Limited Liability Companies
One of the Best Ways to Organize A Small Business
For many years, business owners have had to choose between operating as a sole proprietor (or if several people are involved, as a partnership) or incorporating. On the one hand, many owners were attracted to the tax reporting simplicity of being a sole proprietor or partner.
On the other, they desired the personal liability protection offered by incorporation. Traditionally, it was possible to achieve these dual goals only by forming a corporation and then applying for S corporation status from the IRS. Then a few years ago a new legal entity, the limited liability company (LLC) was introduced. LLC’s, which are recognized by all states can have many of the most popular attributes of partnerships (pass through tax status) and corporations (limited personal liability for the owners). Most states allow a one person LLC but some states require an LLC to have at least two owners, meaning they are not suitable for sole proprietors except where a spouse is included as a co-owner.

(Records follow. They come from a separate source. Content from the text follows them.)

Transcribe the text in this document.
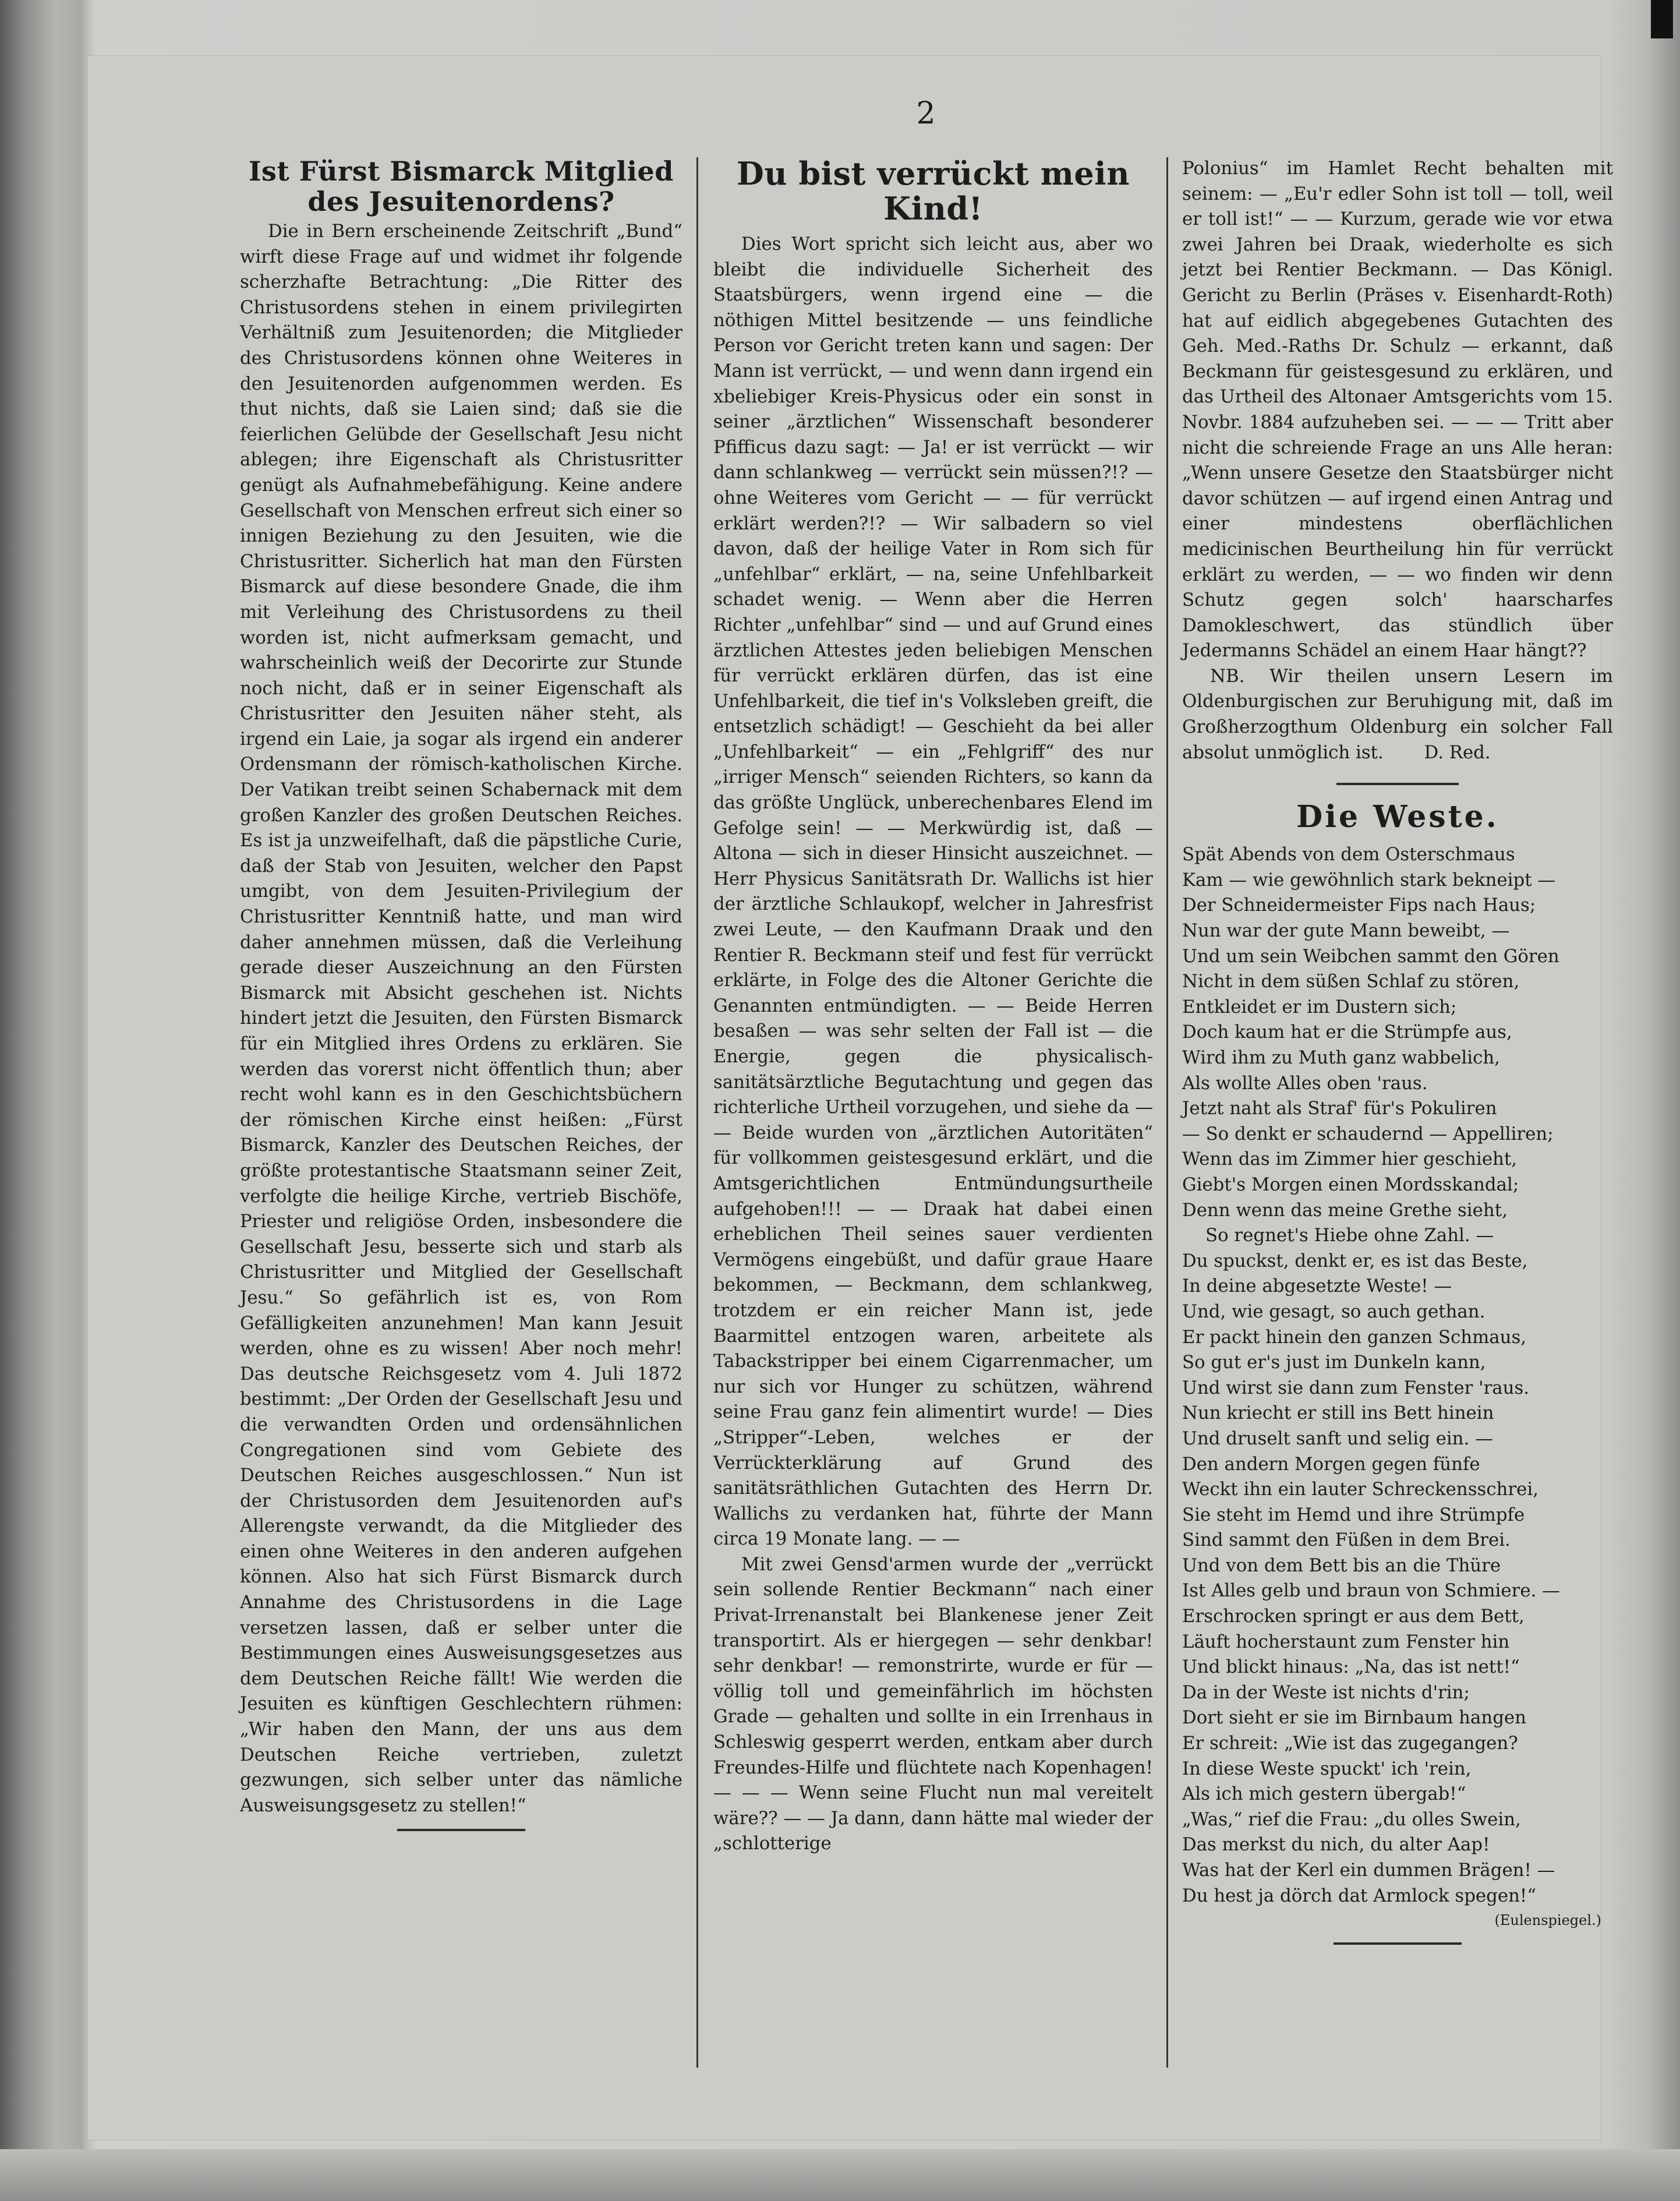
2
Ist Fürst Bismarck Mitglied des Jesuitenordens?

Die in Bern erscheinende Zeitschrift „Bund“ wirft diese Frage auf und widmet ihr folgende scherzhafte Betrachtung: „Die Ritter des Christusordens stehen in einem privilegirten Verhältniß zum Jesuitenorden; die Mitglieder des Christusordens können ohne Weiteres in den Jesuitenorden aufgenommen werden. Es thut nichts, daß sie Laien sind; daß sie die feierlichen Gelübde der Gesellschaft Jesu nicht ablegen; ihre Eigenschaft als Christusritter genügt als Aufnahmebefähigung. Keine andere Gesellschaft von Menschen erfreut sich einer so innigen Beziehung zu den Jesuiten, wie die Christusritter. Sicherlich hat man den Fürsten Bismarck auf diese besondere Gnade, die ihm mit Verleihung des Christusordens zu theil worden ist, nicht aufmerksam gemacht, und wahrscheinlich weiß der Decorirte zur Stunde noch nicht, daß er in seiner Eigenschaft als Christusritter den Jesuiten näher steht, als irgend ein Laie, ja sogar als irgend ein anderer Ordensmann der römisch-katholischen Kirche. Der Vatikan treibt seinen Schabernack mit dem großen Kanzler des großen Deutschen Reiches. Es ist ja unzweifelhaft, daß die päpstliche Curie, daß der Stab von Jesuiten, welcher den Papst umgibt, von dem Jesuiten-Privilegium der Christusritter Kenntniß hatte, und man wird daher annehmen müssen, daß die Verleihung gerade dieser Auszeichnung an den Fürsten Bismarck mit Absicht geschehen ist. Nichts hindert jetzt die Jesuiten, den Fürsten Bismarck für ein Mitglied ihres Ordens zu erklären. Sie werden das vorerst nicht öffentlich thun; aber recht wohl kann es in den Geschichtsbüchern der römischen Kirche einst heißen: „Fürst Bismarck, Kanzler des Deutschen Reiches, der größte protestantische Staatsmann seiner Zeit, verfolgte die heilige Kirche, vertrieb Bischöfe, Priester und religiöse Orden, insbesondere die Gesellschaft Jesu, besserte sich und starb als Christusritter und Mitglied der Gesellschaft Jesu.“ So gefährlich ist es, von Rom Gefälligkeiten anzunehmen! Man kann Jesuit werden, ohne es zu wissen! Aber noch mehr! Das deutsche Reichsgesetz vom 4. Juli 1872 bestimmt: „Der Orden der Gesellschaft Jesu und die verwandten Orden und ordensähnlichen Congregationen sind vom Gebiete des Deutschen Reiches ausgeschlossen.“ Nun ist der Christusorden dem Jesuitenorden auf's Allerengste verwandt, da die Mitglieder des einen ohne Weiteres in den anderen aufgehen können. Also hat sich Fürst Bismarck durch Annahme des Christusordens in die Lage versetzen lassen, daß er selber unter die Bestimmungen eines Ausweisungsgesetzes aus dem Deutschen Reiche fällt! Wie werden die Jesuiten es künftigen Geschlechtern rühmen: „Wir haben den Mann, der uns aus dem Deutschen Reiche vertrieben, zuletzt gezwungen, sich selber unter das nämliche Ausweisungsgesetz zu stellen!“

Du bist verrückt mein Kind!

Dies Wort spricht sich leicht aus, aber wo bleibt die individuelle Sicherheit des Staatsbürgers, wenn irgend eine — die nöthigen Mittel besitzende — uns feindliche Person vor Gericht treten kann und sagen: Der Mann ist verrückt, — und wenn dann irgend ein xbeliebiger Kreis-Physicus oder ein sonst in seiner „ärztlichen“ Wissenschaft besonderer Pfifficus dazu sagt: — Ja! er ist verrückt — wir dann schlankweg — verrückt sein müssen?!? — ohne Weiteres vom Gericht — — für verrückt erklärt werden?!? — Wir salbadern so viel davon, daß der heilige Vater in Rom sich für „unfehlbar“ erklärt, — na, seine Unfehlbarkeit schadet wenig. — Wenn aber die Herren Richter „unfehlbar“ sind — und auf Grund eines ärztlichen Attestes jeden beliebigen Menschen für verrückt erklären dürfen, das ist eine Unfehlbarkeit, die tief in's Volksleben greift, die entsetzlich schädigt! — Geschieht da bei aller „Unfehlbarkeit“ — ein „Fehlgriff“ des nur „irriger Mensch“ seienden Richters, so kann da das größte Unglück, unberechenbares Elend im Gefolge sein! — — Merkwürdig ist, daß — Altona — sich in dieser Hinsicht auszeichnet. — Herr Physicus Sanitätsrath Dr. Wallichs ist hier der ärztliche Schlaukopf, welcher in Jahresfrist zwei Leute, — den Kaufmann Draak und den Rentier R. Beckmann steif und fest für verrückt erklärte, in Folge des die Altoner Gerichte die Genannten entmündigten. — — Beide Herren besaßen — was sehr selten der Fall ist — die Energie, gegen die physicalisch-sanitätsärztliche Begutachtung und gegen das richterliche Urtheil vorzugehen, und siehe da — — Beide wurden von „ärztlichen Autoritäten“ für vollkommen geistesgesund erklärt, und die Amtsgerichtlichen Entmündungsurtheile aufgehoben!!! — — Draak hat dabei einen erheblichen Theil seines sauer verdienten Vermögens eingebüßt, und dafür graue Haare bekommen, — Beckmann, dem schlankweg, trotzdem er ein reicher Mann ist, jede Baarmittel entzogen waren, arbeitete als Tabackstripper bei einem Cigarrenmacher, um nur sich vor Hunger zu schützen, während seine Frau ganz fein alimentirt wurde! — Dies „Stripper“-Leben, welches er der Verrückterklärung auf Grund des sanitätsräthlichen Gutachten des Herrn Dr. Wallichs zu verdanken hat, führte der Mann circa 19 Monate lang. — —

Mit zwei Gensd'armen wurde der „verrückt sein sollende Rentier Beckmann“ nach einer Privat-Irrenanstalt bei Blankenese jener Zeit transportirt. Als er hiergegen — sehr denkbar! sehr denkbar! — remonstrirte, wurde er für — völlig toll und gemeinfährlich im höchsten Grade — gehalten und sollte in ein Irrenhaus in Schleswig gesperrt werden, entkam aber durch Freundes-Hilfe und flüchtete nach Kopenhagen! — — — Wenn seine Flucht nun mal vereitelt wäre?? — — Ja dann, dann hätte mal wieder der „schlotterige

Polonius“ im Hamlet Recht behalten mit seinem: — „Eu'r edler Sohn ist toll — toll, weil er toll ist!“ — — Kurzum, gerade wie vor etwa zwei Jahren bei Draak, wiederholte es sich jetzt bei Rentier Beckmann. — Das Königl. Gericht zu Berlin (Präses v. Eisenhardt-Roth) hat auf eidlich abgegebenes Gutachten des Geh. Med.-Raths Dr. Schulz — erkannt, daß Beckmann für geistesgesund zu erklären, und das Urtheil des Altonaer Amtsgerichts vom 15. Novbr. 1884 aufzuheben sei. — — — Tritt aber nicht die schreiende Frage an uns Alle heran: „Wenn unsere Gesetze den Staatsbürger nicht davor schützen — auf irgend einen Antrag und einer mindestens oberflächlichen medicinischen Beurtheilung hin für verrückt erklärt zu werden, — — wo finden wir denn Schutz gegen solch' haarscharfes Damokleschwert, das stündlich über Jedermanns Schädel an einem Haar hängt??

NB. Wir theilen unsern Lesern im Oldenburgischen zur Beruhigung mit, daß im Großherzogthum Oldenburg ein solcher Fall absolut unmöglich ist. D. Red.

Die Weste.
Spät Abends von dem Osterschmaus
Kam — wie gewöhnlich stark bekneipt —
Der Schneidermeister Fips nach Haus;
Nun war der gute Mann beweibt, —
Und um sein Weibchen sammt den Gören
Nicht in dem süßen Schlaf zu stören,
Entkleidet er im Dustern sich;
Doch kaum hat er die Strümpfe aus,
Wird ihm zu Muth ganz wabbelich,
Als wollte Alles oben 'raus.
Jetzt naht als Straf' für's Pokuliren
— So denkt er schaudernd — Appelliren;
Wenn das im Zimmer hier geschieht,
Giebt's Morgen einen Mordsskandal;
Denn wenn das meine Grethe sieht,
So regnet's Hiebe ohne Zahl. —
Du spuckst, denkt er, es ist das Beste,
In deine abgesetzte Weste! —
Und, wie gesagt, so auch gethan.
Er packt hinein den ganzen Schmaus,
So gut er's just im Dunkeln kann,
Und wirst sie dann zum Fenster 'raus.
Nun kriecht er still ins Bett hinein
Und druselt sanft und selig ein. —
Den andern Morgen gegen fünfe
Weckt ihn ein lauter Schreckensschrei,
Sie steht im Hemd und ihre Strümpfe
Sind sammt den Füßen in dem Brei.
Und von dem Bett bis an die Thüre
Ist Alles gelb und braun von Schmiere. —
Erschrocken springt er aus dem Bett,
Läuft hocherstaunt zum Fenster hin
Und blickt hinaus: „Na, das ist nett!“
Da in der Weste ist nichts d'rin;
Dort sieht er sie im Birnbaum hangen
Er schreit: „Wie ist das zugegangen?
In diese Weste spuckt' ich 'rein,
Als ich mich gestern übergab!“
„Was,“ rief die Frau: „du olles Swein,
Das merkst du nich, du alter Aap!
Was hat der Kerl ein dummen Brägen! —
Du hest ja dörch dat Armlock spegen!“
(Eulenspiegel.)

LLC’s, like corporations, are formed by filing Articles of Organization with your state's corporate filing office, usually the Secretary. Then the parties prepare and adopt an Operating Agreement which is similar to a Partnership Agreement which sets forth the rights and responsibilities of the parties involved.
Here are the main features of the LLC, which make it attractive to many small business owners :
Limited liability . Until the LLC came along, business owners were personally on the hook for all the business debts, including liability from most lawsuits, unless they incorporated. But LLC owners are not personally liable for business debts, such as court judgments or legal settlements obtained against the business. They risk losing only the amount they paid into the business to get it started. (If however, you personally co-sign a loan, you are personally liable, no matter how the business is set up.)
Flexible management . The owners of an LLC are called members. Small LLCs are normally member-managed, since most small business owners want and need to have an active hand in running the business. Members can, however, elect a management group, which may include nonmembers.
One-level of taxation . The LLC, like a partnership, is normally recognized by the IRS as a "pass-through" tax entity (you can also elect to have it taxed like a corporation which for some business owners can result in lower overall taxation); LLC’s can even elect S corporation tax status, but this is a complicated tax strategy that puts LLC’s in a quasi-partnership type of tax treatment). Unless you choose corporate tax treatment, the profits or losses of the LLC are not reported and taxed at a separate business level, as are corporate profits. Instead, they pass through the business and are reflected and taxed on the individual tax returns of the owners. (Sole proprietorships and corporations that have elected S corporation status with the IRS are also pass-through entities with similar tax status.)
Flexible distribution of profits and losses . When a business is co-owned, the owners may or may not wish to split profits and losses of the business proportionately to capital contributions. Different business forms have different rules about how business profits, losses and assets can or cannot be split up. The corporate form is generally the most rigid, and partnerships the most flexible; S corporation tax status falls somewhere in between. The LLC is treated like a partnership for tax purposes, and this applies to the division of profits and losses of the LLC.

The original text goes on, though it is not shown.